Psalms 119:176 - Sermon Bible Commentary

Bible Comments

Psalms 119:176

I. Like all true prayer, the text begins with confession. It describes our condition as it is in God's sight; it penetrates to the heart, and shows us whence it is that sin flows, whatever be its visible and outward manifestations. "I have gone astray like a lost sheep." We know well who is that Shepherd of our souls from whom we have wandered. We know, with our understandings at least, what God has done for us in redeeming us by the blood of Christ. We know, too, what it must be to have wandered from Him; that it implies a want of love to God, a want of gratitude for His kindness to us, a want of interest in thinking and hearing of Him, a want of regard for His word and for all the means of grace which He has given us.

II. "O seek Thy servant." How much is implied in these few words. We have wandered from God; and now, like a sheep that has strayed from its fold and lost all trace of the way by which it should return, we ask God to seek us: we ask Him by His Spirit to track, as it were, our wanderings, to come after us into that waste, howling wilderness in which we have lost ourselves, and to give us at once the will and the power to hear His voice and follow Him. Such is the mystery of our spiritual life. God must first seek us if we are truly to seek Him, and yet it is in our seeking of Him that we can best recognise His search after us.

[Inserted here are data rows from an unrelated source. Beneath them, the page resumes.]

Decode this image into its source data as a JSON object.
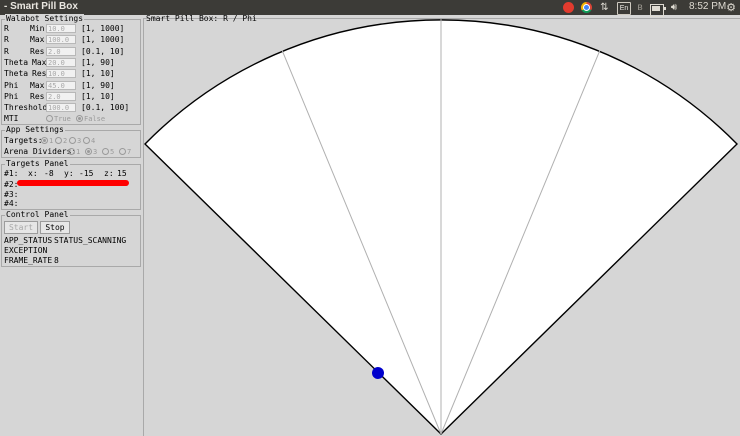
{
  "window": {
    "title": "- Smart Pill Box"
  },
  "systray": {
    "lang": "En",
    "clock": "8:52 PM",
    "battery_level": 0.75
  },
  "walabot_settings": {
    "legend": "Walabot Settings",
    "rows": [
      {
        "label": "R",
        "sub": "Min",
        "value": "10.0",
        "range": "[1, 1000]"
      },
      {
        "label": "R",
        "sub": "Max",
        "value": "100.0",
        "range": "[1, 1000]"
      },
      {
        "label": "R",
        "sub": "Res",
        "value": "2.0",
        "range": "[0.1, 10]"
      },
      {
        "label": "Theta",
        "sub": "Max",
        "value": "20.0",
        "range": "[1, 90]"
      },
      {
        "label": "Theta",
        "sub": "Res",
        "value": "10.0",
        "range": "[1, 10]"
      },
      {
        "label": "Phi",
        "sub": "Max",
        "value": "45.0",
        "range": "[1, 90]"
      },
      {
        "label": "Phi",
        "sub": "Res",
        "value": "2.0",
        "range": "[1, 10]"
      },
      {
        "label": "Threshold",
        "sub": "",
        "value": "100.0",
        "range": "[0.1, 100]"
      }
    ],
    "mti": {
      "label": "MTI",
      "options": [
        "True",
        "False"
      ],
      "selected": "False"
    }
  },
  "app_settings": {
    "legend": "App Settings",
    "targets": {
      "label": "Targets:",
      "options": [
        "1",
        "2",
        "3",
        "4"
      ],
      "selected": "1"
    },
    "arena_dividers": {
      "label": "Arena Dividers:",
      "options": [
        "1",
        "3",
        "5",
        "7"
      ],
      "selected": "3"
    }
  },
  "targets_panel": {
    "legend": "Targets Panel",
    "targets": [
      {
        "id": "#1:",
        "x_label": "x:",
        "x": "-8",
        "y_label": "y:",
        "y": "-15",
        "z_label": "z:",
        "z": "15"
      },
      {
        "id": "#2:"
      },
      {
        "id": "#3:"
      },
      {
        "id": "#4:"
      }
    ]
  },
  "control_panel": {
    "legend": "Control Panel",
    "start_label": "Start",
    "stop_label": "Stop",
    "status": [
      {
        "key": "APP_STATUS",
        "value": "STATUS_SCANNING"
      },
      {
        "key": "EXCEPTION",
        "value": ""
      },
      {
        "key": "FRAME_RATE",
        "value": "8"
      }
    ]
  },
  "canvas": {
    "legend": "Smart Pill Box: R / Phi",
    "arena_dividers": 3,
    "target_color": "#0000cc"
  },
  "colors": {
    "accent_red": "#ff0000",
    "topbar": "#3c3b37",
    "panel_bg": "#d6d6d6"
  }
}
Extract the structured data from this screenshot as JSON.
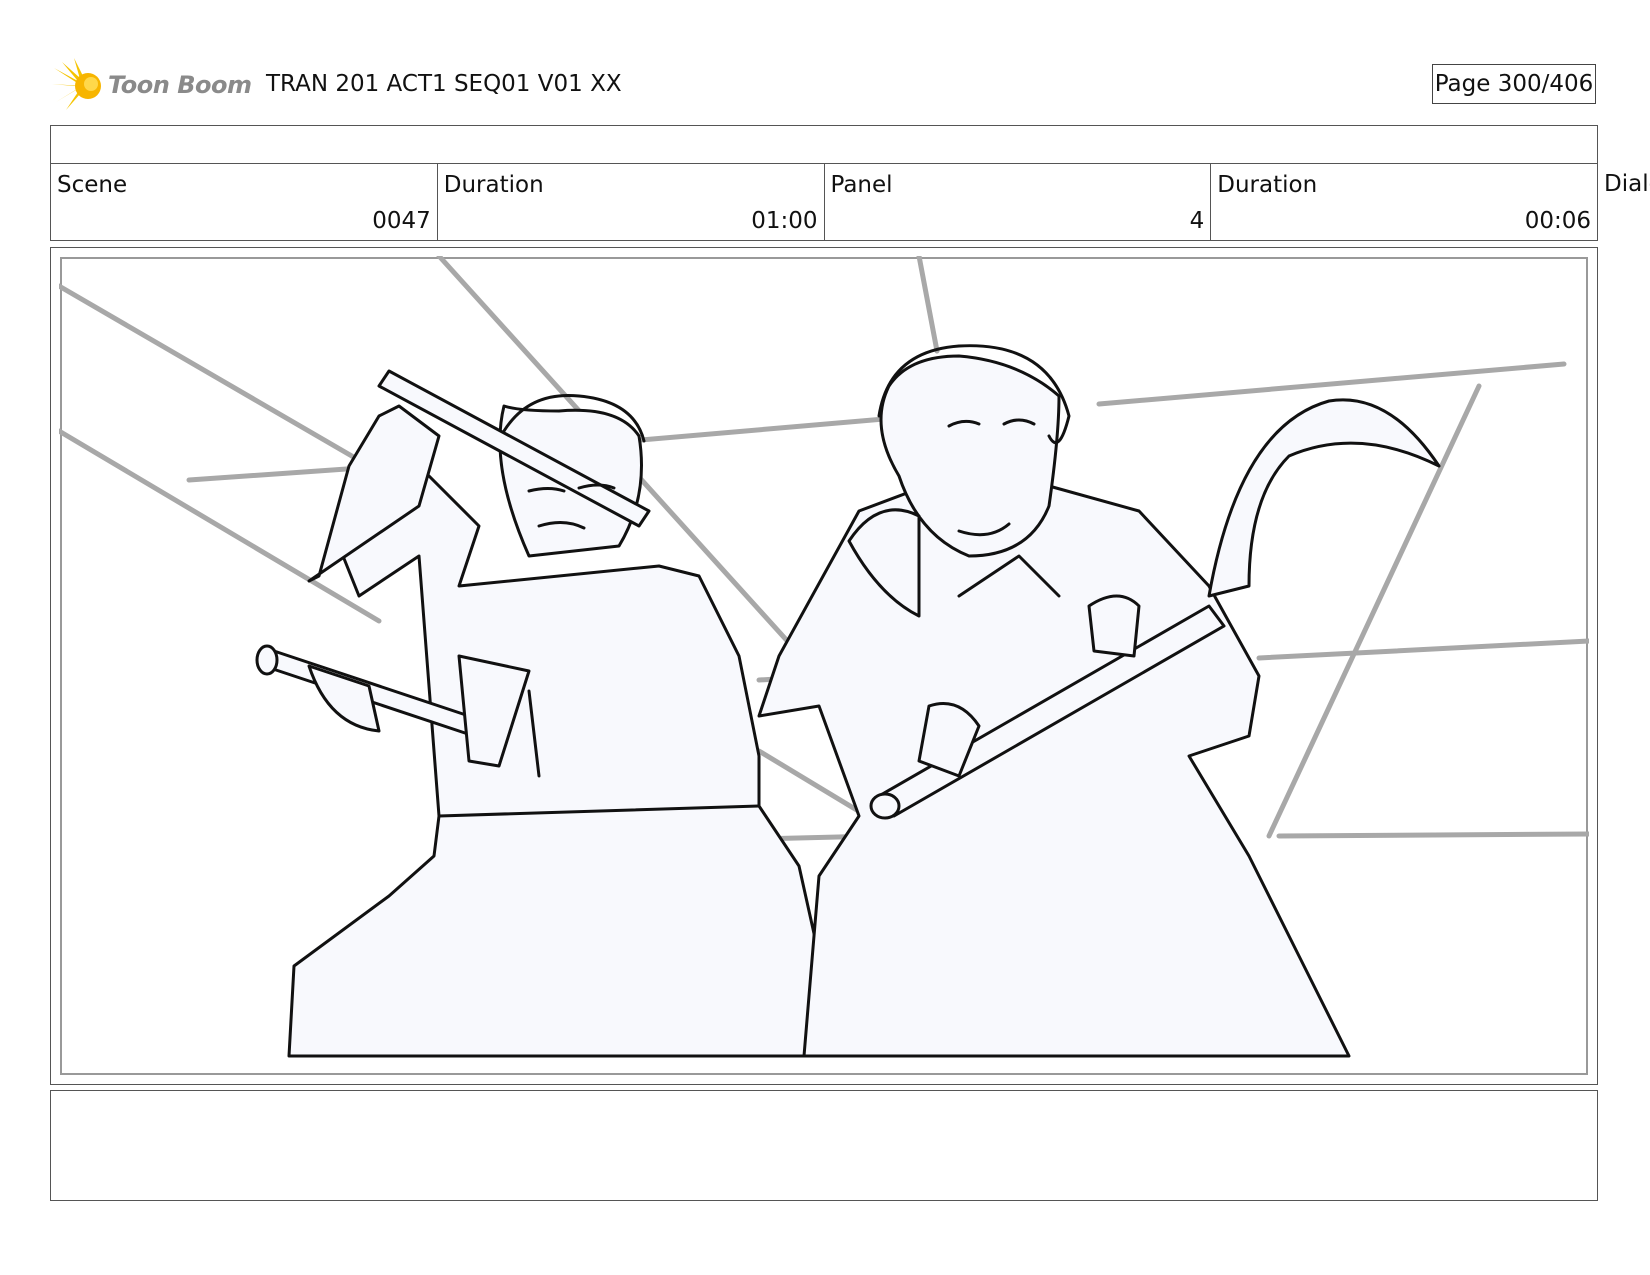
{
  "header": {
    "logo_text": "Toon Boom",
    "title": "TRAN 201 ACT1 SEQ01 V01 XX",
    "page_label": "Page 300/406"
  },
  "info": {
    "scene_label": "Scene",
    "scene_value": "0047",
    "scene_duration_label": "Duration",
    "scene_duration_value": "01:00",
    "panel_label": "Panel",
    "panel_value": "4",
    "panel_duration_label": "Duration",
    "panel_duration_value": "00:06",
    "dialog_label_partial": "Dialo"
  },
  "colors": {
    "logo_star": "#f5c400",
    "border": "#555555",
    "speed_lines": "#a8a8a8"
  },
  "icons": {
    "logo": "starburst-logo-icon"
  }
}
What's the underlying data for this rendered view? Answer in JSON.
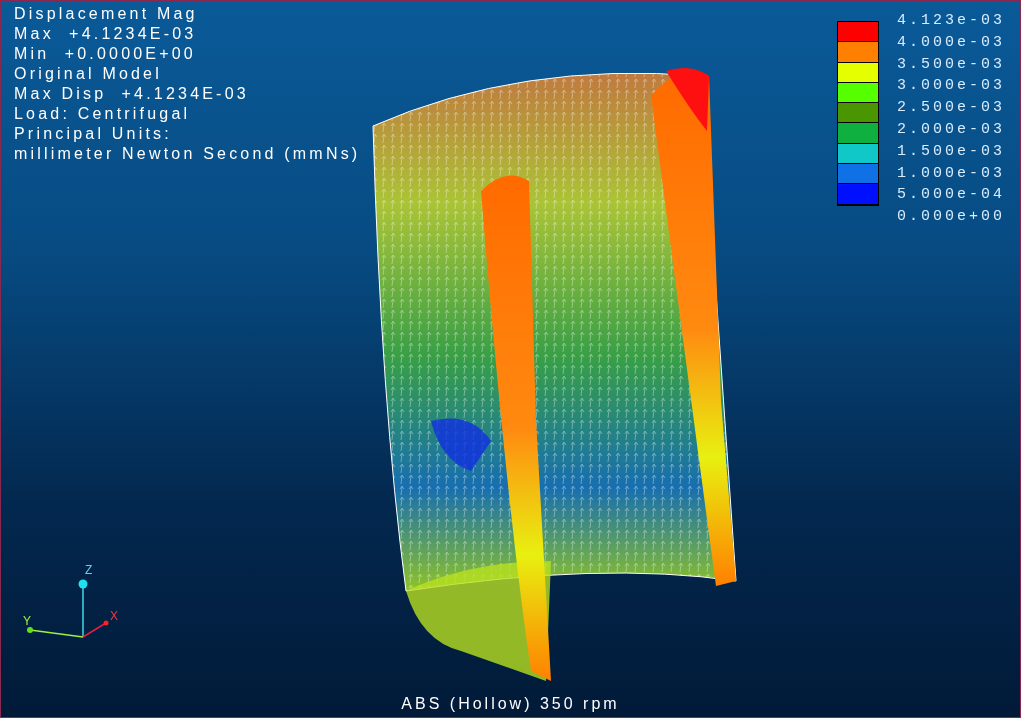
{
  "info_lines": [
    "Displacement Mag",
    "Max  +4.1234E-03",
    "Min  +0.0000E+00",
    "Original Model",
    "Max Disp  +4.1234E-03",
    "Load: Centrifugal",
    "Principal Units:",
    "millimeter Newton Second (mmNs)"
  ],
  "legend": [
    {
      "label": "4.123e-03",
      "color": "#ff0000"
    },
    {
      "label": "4.000e-03",
      "color": "#ff8000"
    },
    {
      "label": "3.500e-03",
      "color": "#e6ff00"
    },
    {
      "label": "3.000e-03",
      "color": "#55ff00"
    },
    {
      "label": "2.500e-03",
      "color": "#4a9600"
    },
    {
      "label": "2.000e-03",
      "color": "#10b040"
    },
    {
      "label": "1.500e-03",
      "color": "#10c8c8"
    },
    {
      "label": "1.000e-03",
      "color": "#1070e6"
    },
    {
      "label": "5.000e-04",
      "color": "#0010ff"
    },
    {
      "label": "0.000e+00"
    }
  ],
  "axes": {
    "z": "Z",
    "y": "Y",
    "x": "X"
  },
  "caption": "ABS (Hollow) 350 rpm"
}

III. "Seek Thy servant." How does God seek man? Not alone in the direct call of His Son's Gospel, which is come unto us, as it is to all the world; but in every circumstance of our life, in every mercy we enjoy from His hands, nay in every interruption of our comfort and happiness, we have a speaking sign of His presence, a fresh pledge of that love which will scarcely allow us to forget it, unless already our eyes and ears be closed in wilful hardness against its appeal.

C. J. Vaughan, Harrow Sermons,1st series, p. 1.

References: Psalms 119:176. T. Arnold, Sermons, vol.v., p. 171; J. H. Evans, Thursday Penny Pulpit,vol. vi., p. 25.Psalms 119 Homiletic Quarterly,vol. v., p. 261.Psalms 120:5. Spurgeon, Morning by Morning, p.249. Psalms 120:6. Preacher's Lantern,vol. ii., p. 182.Psalms 120 S. Cox, The Pilgrim Psalms,p. 1.

Psalms 119:176

176 I have gone astray like a lost sheep; seek thy servant; for I do not forget thy commandments.